Although the surgery sounds rather painful, in actual fact there is usually very little discomfort. A mild pain-killer is usually all that is required. With TV, videos and games most of the boys actually look forward to coming back into hospital for their 2nd operation if need be (2 stage Bracka’s repair).
Will the surgery be successful?
A full general anaesthetic will be necessary for the operation(s). Modern anaesthetics are now safe, and serious problems are fortunately extremely rare.
To further minimise any risks, the anaesthetist may wish to postpone the surgery if your child has a significant cold, cough or chest infection at the time of admission. In that case we would arrange a new date when he is fully recovered.
Hypospadias repair is skilful and delicate surgery but it is not major high risk surgery. With modern treatment the great majority of repairs are successful without the need for more than the planned number of operations.
However, even with the best and most specialised care, unexpected problems do sometimes arise. The repair may occasionally develop a leak or a narrowing in the new tube, or there may be cosmetic imperfections. In those cases an extra operation or operations may be necessary to achieve the ideal result. Any dos and donts after the surgery?

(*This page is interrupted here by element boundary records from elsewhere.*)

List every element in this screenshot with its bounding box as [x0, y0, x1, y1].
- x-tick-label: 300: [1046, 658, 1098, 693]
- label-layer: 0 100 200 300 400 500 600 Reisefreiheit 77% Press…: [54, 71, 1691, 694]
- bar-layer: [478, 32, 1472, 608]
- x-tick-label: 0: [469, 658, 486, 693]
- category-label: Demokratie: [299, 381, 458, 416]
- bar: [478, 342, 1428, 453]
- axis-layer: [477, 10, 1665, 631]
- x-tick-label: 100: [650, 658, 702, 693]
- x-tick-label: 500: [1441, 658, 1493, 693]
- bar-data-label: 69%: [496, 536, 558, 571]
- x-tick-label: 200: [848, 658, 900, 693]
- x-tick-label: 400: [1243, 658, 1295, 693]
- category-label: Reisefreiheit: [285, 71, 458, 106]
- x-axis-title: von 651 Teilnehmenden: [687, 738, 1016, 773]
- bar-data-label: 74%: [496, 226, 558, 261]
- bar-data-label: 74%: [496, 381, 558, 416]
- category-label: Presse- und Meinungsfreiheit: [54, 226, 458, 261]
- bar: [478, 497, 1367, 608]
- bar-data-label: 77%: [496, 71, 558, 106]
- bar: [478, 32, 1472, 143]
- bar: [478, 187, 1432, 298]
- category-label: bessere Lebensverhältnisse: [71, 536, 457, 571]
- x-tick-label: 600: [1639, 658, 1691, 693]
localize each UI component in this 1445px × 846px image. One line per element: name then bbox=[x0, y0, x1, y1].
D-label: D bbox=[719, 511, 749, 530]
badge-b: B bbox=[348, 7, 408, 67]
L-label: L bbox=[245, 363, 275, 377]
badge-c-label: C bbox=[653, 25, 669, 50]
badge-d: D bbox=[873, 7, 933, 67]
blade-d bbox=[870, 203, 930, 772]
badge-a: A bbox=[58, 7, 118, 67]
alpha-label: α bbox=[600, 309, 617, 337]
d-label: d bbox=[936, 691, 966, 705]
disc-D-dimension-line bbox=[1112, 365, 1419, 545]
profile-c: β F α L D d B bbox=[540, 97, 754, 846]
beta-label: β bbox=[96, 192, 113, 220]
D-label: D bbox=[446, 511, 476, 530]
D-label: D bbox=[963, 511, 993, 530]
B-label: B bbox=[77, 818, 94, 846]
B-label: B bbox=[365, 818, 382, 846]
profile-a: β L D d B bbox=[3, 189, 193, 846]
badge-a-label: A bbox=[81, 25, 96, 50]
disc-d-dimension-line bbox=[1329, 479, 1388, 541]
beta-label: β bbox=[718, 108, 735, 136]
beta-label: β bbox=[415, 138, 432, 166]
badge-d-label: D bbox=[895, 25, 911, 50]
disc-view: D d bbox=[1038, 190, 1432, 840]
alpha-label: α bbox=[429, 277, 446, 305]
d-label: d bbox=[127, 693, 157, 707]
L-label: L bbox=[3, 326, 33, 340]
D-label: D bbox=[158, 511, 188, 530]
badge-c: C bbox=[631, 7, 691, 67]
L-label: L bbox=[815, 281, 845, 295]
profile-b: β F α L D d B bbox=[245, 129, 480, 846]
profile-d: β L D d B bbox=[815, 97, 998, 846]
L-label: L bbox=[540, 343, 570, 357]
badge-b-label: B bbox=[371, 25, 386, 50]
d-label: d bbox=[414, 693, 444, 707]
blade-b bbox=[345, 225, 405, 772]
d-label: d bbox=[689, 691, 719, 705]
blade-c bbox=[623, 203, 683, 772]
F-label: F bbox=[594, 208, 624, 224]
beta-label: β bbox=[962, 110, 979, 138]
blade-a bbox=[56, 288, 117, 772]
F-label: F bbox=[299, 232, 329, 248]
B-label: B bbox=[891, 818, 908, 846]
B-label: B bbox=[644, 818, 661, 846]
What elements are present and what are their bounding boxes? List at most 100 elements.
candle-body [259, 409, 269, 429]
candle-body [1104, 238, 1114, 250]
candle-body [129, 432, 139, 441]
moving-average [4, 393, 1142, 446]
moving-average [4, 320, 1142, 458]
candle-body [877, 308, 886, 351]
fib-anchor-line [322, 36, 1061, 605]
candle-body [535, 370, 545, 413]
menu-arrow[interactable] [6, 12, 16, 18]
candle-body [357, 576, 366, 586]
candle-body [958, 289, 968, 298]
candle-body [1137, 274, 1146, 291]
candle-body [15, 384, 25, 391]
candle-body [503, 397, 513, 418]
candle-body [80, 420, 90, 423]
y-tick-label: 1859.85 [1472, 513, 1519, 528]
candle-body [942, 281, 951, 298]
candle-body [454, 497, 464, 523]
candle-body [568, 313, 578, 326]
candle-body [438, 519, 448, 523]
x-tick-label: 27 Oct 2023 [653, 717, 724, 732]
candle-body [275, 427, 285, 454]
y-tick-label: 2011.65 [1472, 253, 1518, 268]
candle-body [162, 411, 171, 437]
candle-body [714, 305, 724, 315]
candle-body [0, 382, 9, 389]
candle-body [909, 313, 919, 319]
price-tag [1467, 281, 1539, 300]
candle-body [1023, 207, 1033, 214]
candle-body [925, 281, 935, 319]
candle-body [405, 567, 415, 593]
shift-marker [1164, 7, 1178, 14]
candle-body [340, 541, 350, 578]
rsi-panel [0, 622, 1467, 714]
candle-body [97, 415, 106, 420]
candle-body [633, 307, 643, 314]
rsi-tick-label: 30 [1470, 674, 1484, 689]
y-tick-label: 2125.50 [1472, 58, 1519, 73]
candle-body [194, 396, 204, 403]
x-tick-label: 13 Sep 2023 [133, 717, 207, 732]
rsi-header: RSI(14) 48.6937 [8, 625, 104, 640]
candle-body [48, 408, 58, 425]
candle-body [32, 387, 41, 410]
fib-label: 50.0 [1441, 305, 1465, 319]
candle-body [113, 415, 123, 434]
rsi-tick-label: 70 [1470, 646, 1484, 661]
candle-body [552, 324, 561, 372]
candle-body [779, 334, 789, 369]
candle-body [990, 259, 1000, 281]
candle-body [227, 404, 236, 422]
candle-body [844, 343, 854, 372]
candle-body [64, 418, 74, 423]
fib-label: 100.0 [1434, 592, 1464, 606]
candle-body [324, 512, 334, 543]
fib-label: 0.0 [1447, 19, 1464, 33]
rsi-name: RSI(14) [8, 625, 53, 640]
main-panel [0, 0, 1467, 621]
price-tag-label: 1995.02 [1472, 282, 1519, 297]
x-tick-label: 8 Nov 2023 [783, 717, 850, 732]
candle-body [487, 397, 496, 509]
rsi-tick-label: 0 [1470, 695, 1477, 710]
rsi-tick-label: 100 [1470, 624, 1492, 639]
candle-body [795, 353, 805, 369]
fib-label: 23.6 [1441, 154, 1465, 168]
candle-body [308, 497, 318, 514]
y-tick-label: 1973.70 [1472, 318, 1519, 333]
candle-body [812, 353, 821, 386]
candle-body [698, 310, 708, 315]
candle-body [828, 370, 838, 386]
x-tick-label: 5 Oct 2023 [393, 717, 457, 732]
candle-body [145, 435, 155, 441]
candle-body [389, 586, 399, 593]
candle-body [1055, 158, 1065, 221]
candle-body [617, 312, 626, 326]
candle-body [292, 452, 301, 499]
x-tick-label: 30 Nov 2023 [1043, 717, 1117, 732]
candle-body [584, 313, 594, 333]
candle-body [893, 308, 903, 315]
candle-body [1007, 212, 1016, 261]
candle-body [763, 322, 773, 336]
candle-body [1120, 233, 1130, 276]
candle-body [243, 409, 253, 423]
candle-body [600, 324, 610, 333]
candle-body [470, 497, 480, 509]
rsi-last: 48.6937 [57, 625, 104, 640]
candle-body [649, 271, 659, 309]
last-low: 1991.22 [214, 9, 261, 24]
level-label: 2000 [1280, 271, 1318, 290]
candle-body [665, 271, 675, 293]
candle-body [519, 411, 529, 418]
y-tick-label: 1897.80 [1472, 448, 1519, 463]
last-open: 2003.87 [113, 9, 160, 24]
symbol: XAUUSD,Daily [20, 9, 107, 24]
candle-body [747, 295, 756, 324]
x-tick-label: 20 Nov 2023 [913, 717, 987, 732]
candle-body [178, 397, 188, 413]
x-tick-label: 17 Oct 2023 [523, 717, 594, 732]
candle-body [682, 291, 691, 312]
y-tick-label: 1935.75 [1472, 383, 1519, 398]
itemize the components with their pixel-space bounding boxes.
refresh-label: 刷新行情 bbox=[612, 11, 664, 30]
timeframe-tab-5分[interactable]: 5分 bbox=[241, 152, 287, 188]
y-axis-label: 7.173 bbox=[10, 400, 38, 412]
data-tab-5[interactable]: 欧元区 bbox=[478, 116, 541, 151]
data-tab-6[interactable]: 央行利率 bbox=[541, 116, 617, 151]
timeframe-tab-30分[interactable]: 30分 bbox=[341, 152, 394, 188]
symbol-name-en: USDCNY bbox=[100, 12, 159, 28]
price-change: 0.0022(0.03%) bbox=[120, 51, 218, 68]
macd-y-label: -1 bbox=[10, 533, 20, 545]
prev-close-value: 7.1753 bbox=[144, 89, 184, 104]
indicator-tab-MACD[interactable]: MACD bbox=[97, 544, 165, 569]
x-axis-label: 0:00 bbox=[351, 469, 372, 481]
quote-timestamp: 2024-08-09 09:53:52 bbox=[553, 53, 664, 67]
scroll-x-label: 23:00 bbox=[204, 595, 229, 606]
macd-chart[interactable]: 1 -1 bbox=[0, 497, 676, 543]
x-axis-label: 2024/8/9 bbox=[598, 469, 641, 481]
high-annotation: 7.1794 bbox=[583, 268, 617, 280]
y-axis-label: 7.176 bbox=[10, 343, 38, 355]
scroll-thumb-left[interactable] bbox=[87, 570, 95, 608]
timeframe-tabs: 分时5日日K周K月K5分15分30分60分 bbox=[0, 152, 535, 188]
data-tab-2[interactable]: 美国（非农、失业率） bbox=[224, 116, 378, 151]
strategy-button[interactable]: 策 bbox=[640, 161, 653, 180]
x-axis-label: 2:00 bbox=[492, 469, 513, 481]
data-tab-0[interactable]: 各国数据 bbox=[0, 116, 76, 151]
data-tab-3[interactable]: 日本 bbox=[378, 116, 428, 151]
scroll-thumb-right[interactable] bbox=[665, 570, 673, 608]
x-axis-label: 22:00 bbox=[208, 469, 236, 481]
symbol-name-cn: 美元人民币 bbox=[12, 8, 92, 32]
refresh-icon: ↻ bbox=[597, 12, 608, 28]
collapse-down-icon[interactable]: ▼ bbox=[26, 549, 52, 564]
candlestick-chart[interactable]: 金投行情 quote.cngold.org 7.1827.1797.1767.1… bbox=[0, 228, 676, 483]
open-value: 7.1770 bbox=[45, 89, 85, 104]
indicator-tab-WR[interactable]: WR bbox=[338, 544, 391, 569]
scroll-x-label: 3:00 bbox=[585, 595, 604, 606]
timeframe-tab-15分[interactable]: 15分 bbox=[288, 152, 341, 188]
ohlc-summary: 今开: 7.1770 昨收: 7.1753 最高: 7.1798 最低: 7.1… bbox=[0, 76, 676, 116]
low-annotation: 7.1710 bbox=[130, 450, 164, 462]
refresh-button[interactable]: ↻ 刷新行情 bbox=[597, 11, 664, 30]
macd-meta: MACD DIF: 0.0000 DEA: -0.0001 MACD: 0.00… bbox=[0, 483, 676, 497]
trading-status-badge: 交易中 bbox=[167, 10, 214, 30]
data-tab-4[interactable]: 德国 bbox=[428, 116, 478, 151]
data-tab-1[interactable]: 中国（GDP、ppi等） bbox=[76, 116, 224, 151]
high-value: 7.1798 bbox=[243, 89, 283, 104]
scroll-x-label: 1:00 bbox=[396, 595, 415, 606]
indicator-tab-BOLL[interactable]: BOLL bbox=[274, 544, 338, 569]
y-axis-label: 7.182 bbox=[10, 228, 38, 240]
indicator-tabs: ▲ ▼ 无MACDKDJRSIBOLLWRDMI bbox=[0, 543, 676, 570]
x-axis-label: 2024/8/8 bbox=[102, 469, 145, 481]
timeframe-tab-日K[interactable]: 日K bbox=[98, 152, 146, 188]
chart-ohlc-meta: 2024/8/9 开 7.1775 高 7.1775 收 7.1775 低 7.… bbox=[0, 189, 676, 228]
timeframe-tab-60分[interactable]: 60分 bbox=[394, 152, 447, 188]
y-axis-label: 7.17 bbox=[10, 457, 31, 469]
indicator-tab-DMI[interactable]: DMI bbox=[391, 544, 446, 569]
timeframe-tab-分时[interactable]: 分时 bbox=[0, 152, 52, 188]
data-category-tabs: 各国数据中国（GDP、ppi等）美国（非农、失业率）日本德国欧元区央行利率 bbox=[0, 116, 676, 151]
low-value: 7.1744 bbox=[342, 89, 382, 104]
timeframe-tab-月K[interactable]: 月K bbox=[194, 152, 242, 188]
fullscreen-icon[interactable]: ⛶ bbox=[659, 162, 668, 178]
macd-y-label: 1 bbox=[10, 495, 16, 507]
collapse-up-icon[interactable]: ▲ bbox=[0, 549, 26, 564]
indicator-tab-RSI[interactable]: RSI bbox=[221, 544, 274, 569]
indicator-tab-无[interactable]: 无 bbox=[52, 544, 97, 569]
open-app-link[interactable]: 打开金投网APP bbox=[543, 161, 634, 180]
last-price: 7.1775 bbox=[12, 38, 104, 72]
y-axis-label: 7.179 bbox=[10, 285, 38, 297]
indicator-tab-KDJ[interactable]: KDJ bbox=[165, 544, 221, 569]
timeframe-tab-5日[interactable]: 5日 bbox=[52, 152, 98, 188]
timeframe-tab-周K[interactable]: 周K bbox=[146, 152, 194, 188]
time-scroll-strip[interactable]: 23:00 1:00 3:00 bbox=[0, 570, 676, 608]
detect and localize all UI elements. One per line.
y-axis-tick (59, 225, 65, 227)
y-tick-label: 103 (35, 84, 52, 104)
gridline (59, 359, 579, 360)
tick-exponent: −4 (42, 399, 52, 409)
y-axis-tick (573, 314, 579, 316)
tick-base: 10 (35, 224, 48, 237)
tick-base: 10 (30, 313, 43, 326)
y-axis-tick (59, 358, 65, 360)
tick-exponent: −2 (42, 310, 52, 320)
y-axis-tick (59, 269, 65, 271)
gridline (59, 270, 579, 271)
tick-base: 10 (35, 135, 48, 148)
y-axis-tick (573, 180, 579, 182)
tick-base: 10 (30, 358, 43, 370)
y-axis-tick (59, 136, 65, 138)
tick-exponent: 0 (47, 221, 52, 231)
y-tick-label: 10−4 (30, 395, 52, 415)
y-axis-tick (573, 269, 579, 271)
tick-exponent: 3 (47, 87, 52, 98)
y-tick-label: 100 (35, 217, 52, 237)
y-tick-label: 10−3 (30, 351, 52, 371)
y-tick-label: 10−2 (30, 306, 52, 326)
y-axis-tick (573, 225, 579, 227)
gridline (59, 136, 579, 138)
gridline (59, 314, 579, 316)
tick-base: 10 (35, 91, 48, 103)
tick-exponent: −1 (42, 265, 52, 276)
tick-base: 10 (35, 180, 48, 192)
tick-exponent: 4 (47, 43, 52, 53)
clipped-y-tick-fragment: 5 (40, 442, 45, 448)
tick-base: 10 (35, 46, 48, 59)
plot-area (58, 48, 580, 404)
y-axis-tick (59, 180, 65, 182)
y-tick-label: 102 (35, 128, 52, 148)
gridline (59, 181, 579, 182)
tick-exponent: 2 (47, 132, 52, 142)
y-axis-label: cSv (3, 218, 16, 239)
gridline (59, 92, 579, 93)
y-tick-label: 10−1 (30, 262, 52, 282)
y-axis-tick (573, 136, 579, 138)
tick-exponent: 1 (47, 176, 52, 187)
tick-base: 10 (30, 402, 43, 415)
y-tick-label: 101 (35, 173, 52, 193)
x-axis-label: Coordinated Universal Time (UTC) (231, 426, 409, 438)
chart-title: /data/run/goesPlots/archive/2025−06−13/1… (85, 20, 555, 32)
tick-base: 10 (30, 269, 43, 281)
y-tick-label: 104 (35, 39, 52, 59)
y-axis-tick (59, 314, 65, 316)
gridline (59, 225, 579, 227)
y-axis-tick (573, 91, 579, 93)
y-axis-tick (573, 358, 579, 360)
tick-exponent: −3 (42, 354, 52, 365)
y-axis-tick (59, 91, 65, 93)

How many days the catheter will stay in, is an on table (during the operation) decision according to the intra-operative findings and method of repair. You may be asked to apply a mild antiseptic cream to the operation site several times a day for the first 10 days, but there is otherwise little in the way of specialised aftercare required.
Obviously the healing operation site should be protected from injury if possible, and so we advise against high risk activities such as contact sports and riding bikes for up to 2 months.
After that however, no restrictions are necessary. What problems will he have when he is older? Usually None. You can expect the penis to develop and to function perfectly well after the deformity has been corrected.
As a precaution we do like to see our patients for a check up from time to time, until they have finished their development around their 18th year of age. Then if there are any adolescent worries or questions about the hypospadias, we can deal with these.